Practicar constantemente
Más allá de que tengamos trabajo o no, es importante realizar prácticas seguido. Sólo la práctica nos da la experiencia; enfrentarnos a la dificultad nos dará un bagage que no podremos adquirir en ningún curso.
Aprender de los mejores
Navegar de forma constante por la web e ir observando trabajos de otros nos posibilitará aprender técnicas que hasta el momento no conocemos.
Armar un portfolio
El portfolio es el arma principal de todo buen diseñador.

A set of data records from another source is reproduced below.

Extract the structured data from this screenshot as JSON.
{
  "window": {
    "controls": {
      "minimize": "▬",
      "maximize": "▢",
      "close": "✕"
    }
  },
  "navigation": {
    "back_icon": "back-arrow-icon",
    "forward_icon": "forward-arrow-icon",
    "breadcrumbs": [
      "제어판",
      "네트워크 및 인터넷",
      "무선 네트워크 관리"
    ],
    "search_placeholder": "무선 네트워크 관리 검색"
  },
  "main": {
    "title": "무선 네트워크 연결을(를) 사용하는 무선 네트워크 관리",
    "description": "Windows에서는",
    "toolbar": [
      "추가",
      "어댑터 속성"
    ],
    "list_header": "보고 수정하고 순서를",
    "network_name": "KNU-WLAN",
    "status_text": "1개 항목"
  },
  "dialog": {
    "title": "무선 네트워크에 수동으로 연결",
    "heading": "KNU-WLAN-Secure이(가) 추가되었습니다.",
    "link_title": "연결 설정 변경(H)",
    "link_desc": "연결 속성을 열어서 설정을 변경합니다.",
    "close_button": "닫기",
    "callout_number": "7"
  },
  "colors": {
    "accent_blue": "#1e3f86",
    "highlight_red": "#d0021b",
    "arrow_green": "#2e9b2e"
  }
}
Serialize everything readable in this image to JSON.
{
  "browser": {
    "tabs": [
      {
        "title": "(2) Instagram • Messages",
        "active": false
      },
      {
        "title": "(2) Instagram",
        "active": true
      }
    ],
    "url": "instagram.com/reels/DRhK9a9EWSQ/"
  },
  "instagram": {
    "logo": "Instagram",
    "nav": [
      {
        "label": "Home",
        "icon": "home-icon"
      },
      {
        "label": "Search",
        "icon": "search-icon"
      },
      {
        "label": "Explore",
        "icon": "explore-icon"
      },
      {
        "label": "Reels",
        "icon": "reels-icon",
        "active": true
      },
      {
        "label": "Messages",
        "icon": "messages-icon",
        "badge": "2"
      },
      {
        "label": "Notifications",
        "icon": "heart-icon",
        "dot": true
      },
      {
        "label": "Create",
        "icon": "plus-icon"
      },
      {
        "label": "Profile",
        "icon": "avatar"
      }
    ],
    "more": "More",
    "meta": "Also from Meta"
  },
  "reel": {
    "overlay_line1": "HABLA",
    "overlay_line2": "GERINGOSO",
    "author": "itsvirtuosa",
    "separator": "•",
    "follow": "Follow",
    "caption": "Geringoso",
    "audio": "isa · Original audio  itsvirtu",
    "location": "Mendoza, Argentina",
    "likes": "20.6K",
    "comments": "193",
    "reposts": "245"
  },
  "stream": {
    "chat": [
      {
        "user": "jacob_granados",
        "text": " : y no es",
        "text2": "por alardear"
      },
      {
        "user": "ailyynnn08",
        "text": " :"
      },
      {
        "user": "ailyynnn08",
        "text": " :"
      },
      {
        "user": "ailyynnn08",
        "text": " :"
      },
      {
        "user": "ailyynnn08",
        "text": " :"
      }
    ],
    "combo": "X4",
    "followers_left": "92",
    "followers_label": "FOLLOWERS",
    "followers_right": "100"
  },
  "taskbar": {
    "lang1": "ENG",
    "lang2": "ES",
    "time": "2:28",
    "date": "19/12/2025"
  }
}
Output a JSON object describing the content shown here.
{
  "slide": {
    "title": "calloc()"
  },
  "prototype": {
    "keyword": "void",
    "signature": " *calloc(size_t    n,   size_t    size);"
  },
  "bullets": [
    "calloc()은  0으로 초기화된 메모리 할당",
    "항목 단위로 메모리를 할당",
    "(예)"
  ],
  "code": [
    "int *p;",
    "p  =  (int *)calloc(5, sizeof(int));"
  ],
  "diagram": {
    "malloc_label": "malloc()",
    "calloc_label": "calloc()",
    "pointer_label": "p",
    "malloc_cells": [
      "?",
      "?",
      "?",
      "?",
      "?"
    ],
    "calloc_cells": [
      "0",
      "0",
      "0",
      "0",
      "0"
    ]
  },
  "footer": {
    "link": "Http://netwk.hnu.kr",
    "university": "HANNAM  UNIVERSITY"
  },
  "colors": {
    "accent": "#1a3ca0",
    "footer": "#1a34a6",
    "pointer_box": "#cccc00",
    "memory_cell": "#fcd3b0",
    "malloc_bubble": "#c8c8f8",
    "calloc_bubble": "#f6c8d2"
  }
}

Es indispensable construirnos un buen portfolio en el que debemos incluir muestras de nuestros trabajos, ya sean comerciales o no.
Estudiar los avisos clasificados
Estudiando los avisos clasificados estaremos al tanto de cuáles son las competencias requeridas por el mercado.
Respetar al cliente
Nunca debemos prometer al cliente cosas que no podemos realizar. Es imprescindible respetar los plazos y pensar que si el cliente es bien atendido, seguramente vuelva.